Penn Medicine researchers have announced that a chemotherapy and immunotherapy combination may help to deal with pancreatic cancer, which is one of the most difficult cancer forms to treat.
This finding was made in a nationwide randomized clinical trial that was led by researchers from Penn’s Perelman School of Medicine. Results from the small trial were present at this year’s meeting of the American Society of Clinical Oncology (ASCO). They have also been published in the journal Nature Medicine.
“This study suggests there is benefit in combining immunotherapy and chemotherapy in patients with advanced pancreatic cancer and there may be ways to fine-tune treatment choices based on the ‘immune health’ of the patient,” said Dr. Robert H. Vonderheide, the John H. Glick Abramson Cancer Center Professor.
Patients who received immunotherapy (nivolumab) and two chemotherapy drugs (nab-paclitaxel and gemcitabine) showed a 57.7 percent survival rate. This was significantly higher than the average for only chemotherapy.

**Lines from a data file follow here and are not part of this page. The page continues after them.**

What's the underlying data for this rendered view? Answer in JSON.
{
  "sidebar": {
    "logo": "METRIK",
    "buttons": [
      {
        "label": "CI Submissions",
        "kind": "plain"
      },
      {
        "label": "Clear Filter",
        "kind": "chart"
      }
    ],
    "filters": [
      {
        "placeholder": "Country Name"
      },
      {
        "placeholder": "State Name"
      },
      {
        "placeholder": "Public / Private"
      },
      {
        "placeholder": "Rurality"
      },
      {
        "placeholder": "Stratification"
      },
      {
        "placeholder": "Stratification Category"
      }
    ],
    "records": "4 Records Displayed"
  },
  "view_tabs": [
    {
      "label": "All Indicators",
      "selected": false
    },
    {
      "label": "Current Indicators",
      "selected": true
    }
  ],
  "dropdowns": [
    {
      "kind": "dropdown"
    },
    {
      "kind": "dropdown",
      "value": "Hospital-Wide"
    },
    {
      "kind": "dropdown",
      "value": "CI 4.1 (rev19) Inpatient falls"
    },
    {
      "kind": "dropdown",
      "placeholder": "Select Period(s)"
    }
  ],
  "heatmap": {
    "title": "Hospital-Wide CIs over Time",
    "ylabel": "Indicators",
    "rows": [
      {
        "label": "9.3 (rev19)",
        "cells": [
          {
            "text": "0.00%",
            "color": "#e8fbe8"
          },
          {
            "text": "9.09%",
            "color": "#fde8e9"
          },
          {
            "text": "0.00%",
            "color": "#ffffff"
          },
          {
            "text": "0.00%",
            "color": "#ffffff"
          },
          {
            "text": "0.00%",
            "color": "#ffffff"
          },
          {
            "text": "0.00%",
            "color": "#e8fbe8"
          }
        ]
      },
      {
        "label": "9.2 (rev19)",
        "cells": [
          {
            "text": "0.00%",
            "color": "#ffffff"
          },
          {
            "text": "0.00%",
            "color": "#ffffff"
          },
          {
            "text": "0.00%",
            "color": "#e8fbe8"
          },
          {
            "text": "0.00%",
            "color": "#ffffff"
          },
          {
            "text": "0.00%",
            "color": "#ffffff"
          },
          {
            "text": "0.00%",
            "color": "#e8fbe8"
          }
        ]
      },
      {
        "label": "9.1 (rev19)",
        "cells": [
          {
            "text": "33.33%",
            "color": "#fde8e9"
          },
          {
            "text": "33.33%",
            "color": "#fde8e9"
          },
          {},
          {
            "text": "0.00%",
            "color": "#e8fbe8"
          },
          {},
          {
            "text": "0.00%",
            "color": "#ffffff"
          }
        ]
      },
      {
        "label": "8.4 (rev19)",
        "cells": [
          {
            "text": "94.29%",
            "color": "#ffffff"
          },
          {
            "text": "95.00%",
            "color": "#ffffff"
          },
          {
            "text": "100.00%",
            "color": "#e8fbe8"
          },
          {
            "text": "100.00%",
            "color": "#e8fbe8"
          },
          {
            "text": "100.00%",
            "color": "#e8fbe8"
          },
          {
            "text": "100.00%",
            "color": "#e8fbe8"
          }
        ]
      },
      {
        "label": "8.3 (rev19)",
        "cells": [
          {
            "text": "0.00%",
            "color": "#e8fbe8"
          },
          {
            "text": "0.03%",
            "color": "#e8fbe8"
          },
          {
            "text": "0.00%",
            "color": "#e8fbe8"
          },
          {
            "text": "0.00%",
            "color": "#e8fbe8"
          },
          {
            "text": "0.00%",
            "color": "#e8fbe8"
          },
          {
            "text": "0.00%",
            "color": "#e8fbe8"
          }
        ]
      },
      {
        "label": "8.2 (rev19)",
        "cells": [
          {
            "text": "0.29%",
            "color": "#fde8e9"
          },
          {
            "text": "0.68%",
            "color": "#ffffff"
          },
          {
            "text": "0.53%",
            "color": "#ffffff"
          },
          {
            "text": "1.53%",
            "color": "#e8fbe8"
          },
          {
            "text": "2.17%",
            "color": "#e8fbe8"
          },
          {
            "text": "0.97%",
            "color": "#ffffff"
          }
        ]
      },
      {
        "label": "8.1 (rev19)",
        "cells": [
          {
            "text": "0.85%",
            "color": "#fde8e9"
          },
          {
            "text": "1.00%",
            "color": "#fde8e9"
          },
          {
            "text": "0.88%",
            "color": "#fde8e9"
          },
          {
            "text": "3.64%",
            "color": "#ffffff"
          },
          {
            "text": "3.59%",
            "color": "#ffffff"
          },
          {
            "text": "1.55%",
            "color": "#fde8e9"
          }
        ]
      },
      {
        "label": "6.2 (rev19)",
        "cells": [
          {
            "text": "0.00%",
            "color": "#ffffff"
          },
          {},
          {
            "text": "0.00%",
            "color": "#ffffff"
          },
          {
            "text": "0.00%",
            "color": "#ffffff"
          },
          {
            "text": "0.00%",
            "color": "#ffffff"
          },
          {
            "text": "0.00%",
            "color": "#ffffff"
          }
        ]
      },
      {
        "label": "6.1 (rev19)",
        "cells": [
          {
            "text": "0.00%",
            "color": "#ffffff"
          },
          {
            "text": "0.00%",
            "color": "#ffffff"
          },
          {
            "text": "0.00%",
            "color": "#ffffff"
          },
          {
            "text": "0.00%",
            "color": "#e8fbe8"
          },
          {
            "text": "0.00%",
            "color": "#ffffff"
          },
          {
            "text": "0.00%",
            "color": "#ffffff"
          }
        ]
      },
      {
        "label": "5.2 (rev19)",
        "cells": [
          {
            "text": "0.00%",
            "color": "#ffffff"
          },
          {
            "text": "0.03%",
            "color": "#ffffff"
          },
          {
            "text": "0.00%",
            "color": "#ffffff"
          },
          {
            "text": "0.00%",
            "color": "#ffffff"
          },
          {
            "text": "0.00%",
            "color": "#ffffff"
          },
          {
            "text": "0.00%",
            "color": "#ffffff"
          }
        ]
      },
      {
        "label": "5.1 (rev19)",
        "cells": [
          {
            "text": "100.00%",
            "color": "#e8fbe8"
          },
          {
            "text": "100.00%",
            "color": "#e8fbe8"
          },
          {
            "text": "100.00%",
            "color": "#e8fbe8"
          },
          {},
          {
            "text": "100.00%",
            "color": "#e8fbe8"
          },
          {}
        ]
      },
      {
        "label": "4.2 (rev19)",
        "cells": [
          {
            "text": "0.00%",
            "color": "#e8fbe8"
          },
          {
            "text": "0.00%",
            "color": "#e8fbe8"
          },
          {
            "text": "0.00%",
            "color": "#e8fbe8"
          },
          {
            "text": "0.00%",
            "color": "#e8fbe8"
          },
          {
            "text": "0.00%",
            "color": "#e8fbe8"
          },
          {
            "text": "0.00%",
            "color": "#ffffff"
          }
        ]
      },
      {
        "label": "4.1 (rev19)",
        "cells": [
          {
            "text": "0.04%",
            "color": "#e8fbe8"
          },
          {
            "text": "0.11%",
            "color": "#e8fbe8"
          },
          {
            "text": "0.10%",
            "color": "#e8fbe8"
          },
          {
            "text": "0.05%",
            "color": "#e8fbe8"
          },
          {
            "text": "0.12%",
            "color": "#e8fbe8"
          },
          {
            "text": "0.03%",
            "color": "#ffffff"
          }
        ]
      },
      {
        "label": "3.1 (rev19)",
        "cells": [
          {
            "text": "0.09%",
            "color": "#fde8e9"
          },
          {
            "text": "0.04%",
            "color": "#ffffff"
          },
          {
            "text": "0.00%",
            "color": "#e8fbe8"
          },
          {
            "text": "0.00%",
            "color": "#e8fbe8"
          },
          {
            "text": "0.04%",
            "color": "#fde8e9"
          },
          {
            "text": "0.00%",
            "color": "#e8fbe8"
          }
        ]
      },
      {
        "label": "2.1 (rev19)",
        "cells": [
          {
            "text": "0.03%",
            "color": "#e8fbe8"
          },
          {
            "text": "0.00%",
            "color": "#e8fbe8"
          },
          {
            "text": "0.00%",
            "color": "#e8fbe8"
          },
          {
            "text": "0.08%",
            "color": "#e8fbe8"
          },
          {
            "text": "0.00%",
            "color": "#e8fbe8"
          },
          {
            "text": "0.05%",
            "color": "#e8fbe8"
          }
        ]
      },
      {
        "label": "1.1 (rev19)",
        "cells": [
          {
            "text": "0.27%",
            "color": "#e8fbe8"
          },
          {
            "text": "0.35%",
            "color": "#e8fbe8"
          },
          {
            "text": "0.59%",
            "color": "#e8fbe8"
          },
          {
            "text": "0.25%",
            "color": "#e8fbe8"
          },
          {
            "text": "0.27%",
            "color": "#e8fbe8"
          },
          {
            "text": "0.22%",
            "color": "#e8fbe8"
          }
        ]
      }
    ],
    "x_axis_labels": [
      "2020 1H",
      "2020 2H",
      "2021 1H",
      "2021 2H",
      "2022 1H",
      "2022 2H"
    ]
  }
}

Pancreatic ductal adenocarcinoma (PDAC) is the most prevalent type of pancreatic cancer. It is a very damaging form of cancer that is quite difficult to treat.
The treatment difficulty of PDAC is partly because it is typically diagnosed only when it has reached an advanced stage. People with newly-diagnosed metastatic PDAC often do not live up to a year even with the best chemotherapy treatment. Just around 10 percent of patients with this disorder live up to five years following diagnosis.
Evidence suggests that chemotherapy alone is not adequate to fight PDAC. Also, immunotherapies that have shown positive results against certain cancers have proven largely futile against this form when employed singly.
Preclinical mice studies and a small trial reported by Vonderheide and his colleagues in 2021 showed signs that a combination of chemotherapy and immunotherapy may yield better results.
In this new trial, the research team randomly assigned more than 100 metastatic PDAC patients into three groups. Subjects in each group received chemotherapy and any of Nivolumab, Sotigalimab, or a combo anti-PD-1 and pro-CD40 immunotherapy. The researchers wanted to find out whether any of these combination treatments could increase the one-year survival rate higher than the historical rate of 35 percent with chemotherapy alone.
The group that got both chemotherapy and nivolumab, which blocks the immune checkpoint PD-1, showed a 57.7 percent one-year survival rate. The rate for the Sotigalimab (pro-CD40) group was 48.1 percent while it was 41.3 percent for the combo anti-PD-1 and pro-CD40 immunotherapy group.
Only the results from the anti-PD-1 (nivolumab) plus chemo group were statistically significant. Researchers theorized that the patients who got both chemotherapy and combo immunotherapy regimen did not get as good results probably because of over-activation of T cells.
The team also identified immune system biomarkers that are linked to improved outcomes of treatments. These factors, which include the amounts of certain immune cells in the blood prior to treatment, can guide doctors in choosing the most fitting treatment for each patient.